Mex-Economy in Distress, Not Shambles
By RICARDO CASTILLO
One thing is clear: Mexico is not even close to facing an economic collapse during the final year left to the administration of President Enrique Peña Nieto. Red lights, however, are blaring all over the place. Here’s an overview as to what we should be watching for regarding the shape of things to come in the near future.
The worst red light flashing is that of inflation. It will come as no surprise that, when December is over, Mexico will boast a whopping 7 percent inflation rate for 2017, and that figure is expected to keep on rising.
The reasons for the surge are obvious, and President Peña Nieto is responsible. Last January, he was warned by sound advisers that hiking up taxes on gasoline and diesel would have an inflationary effect. He paid no heed, and this led to a jump from an economy that enjoyed a stable 3 percent inflation just a year ago, up to percent this year.
In economics 101, they teach you that all taxes are inflationary. Obviously, Peña Nieto never attended an economics 101 class, and going into 2018 with a dangerously growing inflation is definitely not good news. But Peña Nieto got the tax money he needed to survive through 2017.
Of course, the official cadre of finance journalists consistently forecast that “inflation will come down,” but the fact is, it has not happened and may not happen, even if the new Bank of Mexico (Banxico)central bank director, Alejandro Diaz de León, hikes interest rates, already at 7 percent.
And while we are on the subject of Banxico, let’s not forget that when President Enrique Peña Nieto came to power on Dec. 1, 2012, he received from former President Felipe Calderón $199 billion in international reserves. Nowadays, Banxico is down to just $172 billion. If my arithmetic doesn’t fail me, 199 minus 172 shows us that Peña Nieto, along with Agustin Carstens as Banxico director, lost $27 hard-earned-and-saved billion under the claim that they were being used to “control” the peso-dollar exchange rate. Like the old song says: Where have all the flowers gone?
And by the way, Carstens left Banxico last week to assume a new job. Again, the official finance press hailed him, but every sailor knows that rats are the first to abandon ship at the first sign of danger.
A second problem in Mexico is the economy itself. The gross domestic product rate for 2017 is still uncertain, but up until the last quarter of this year, the economy had grown a dismal 0.75 percent. If the year closes with a meager circa 1 percent growth – the lowest in the past 25 years – Peña Nieto will definitely have nothing to brag about, other than to point out that it is still economic growth, albeit very little growth.
A third issue to follow is the ongoing North American Free Trade Agreement (NAFTA) negotiations, which up until now are not even close to reaching any conclusion, positive or negative.
Definitely, the Mexican agenda established by top negotiators and Mexico Economy Secretary Ildefonso Guajardo is not going well. According to the original Mexican course of action, the negotiations should be complete by now, but that hasn’t happened.

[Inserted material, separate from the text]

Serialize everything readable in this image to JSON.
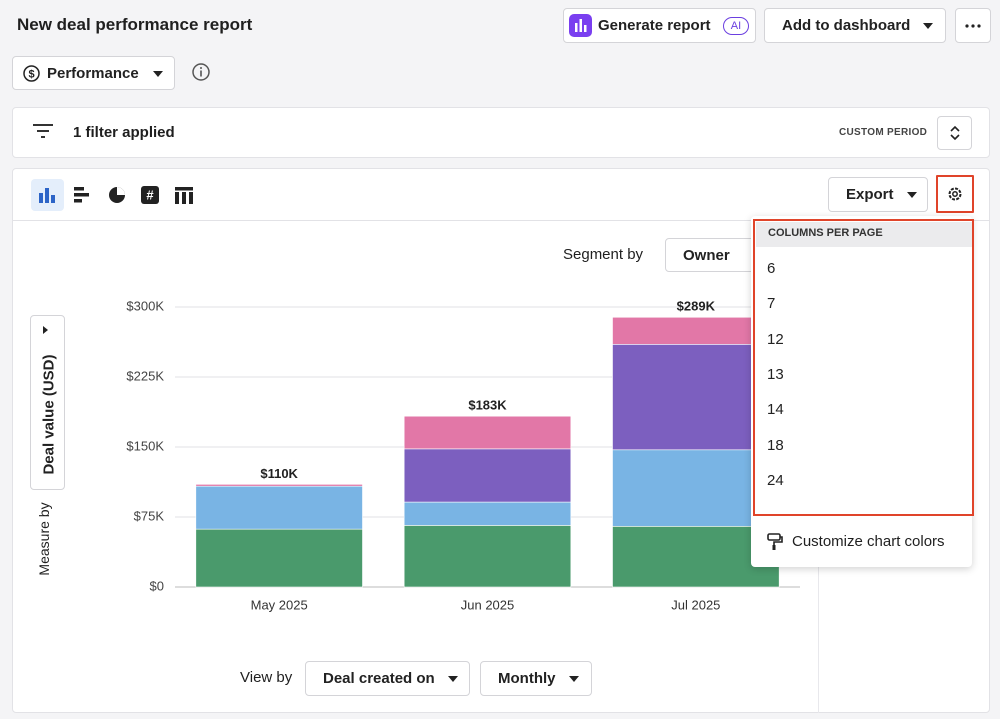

In fact, the rounds of talks are being programmed deep into next year, with U.S. President Donald Trump’s Sword of Damocles always hanging over it.
Even more, an increasingly aggressive group of economists are demanding that these negotiations be abandoned and let the next president-elect in the July 1, 2018 elections do the renegotiating with all the ground that’s been advanced on so far.
Of course, that’s not going to happen, as President Peña Nieto will not drop out of the negotiations, even if his time is almost up.
But the uncertainty as to where it’ll go is already hurting the economy by shooing away investors willing to wait and see what the final outcome of NAFTA will be. The investors are right to do so. But, definitely, direct foreign investment rates will keep shrinking for as long as the future of the once-booming NAFTA economy is still being renegotiated.
In the end, the big question is not with Canada and the United States, but with Mexico. Peña Nieto wants to sign the NAFTA-2 accords before he leaves of office. But again, economists who do not trust him foresee that he’s going to leave a Trojan horse behind in the Mexican economy, whatever that may be or mean.
The Mexican economy will definitely go on, and there will be life after Peña Nieto. But the president and the rest of us who survive in this economic environment will have to sail perhaps without breeze into the next administration a year from now.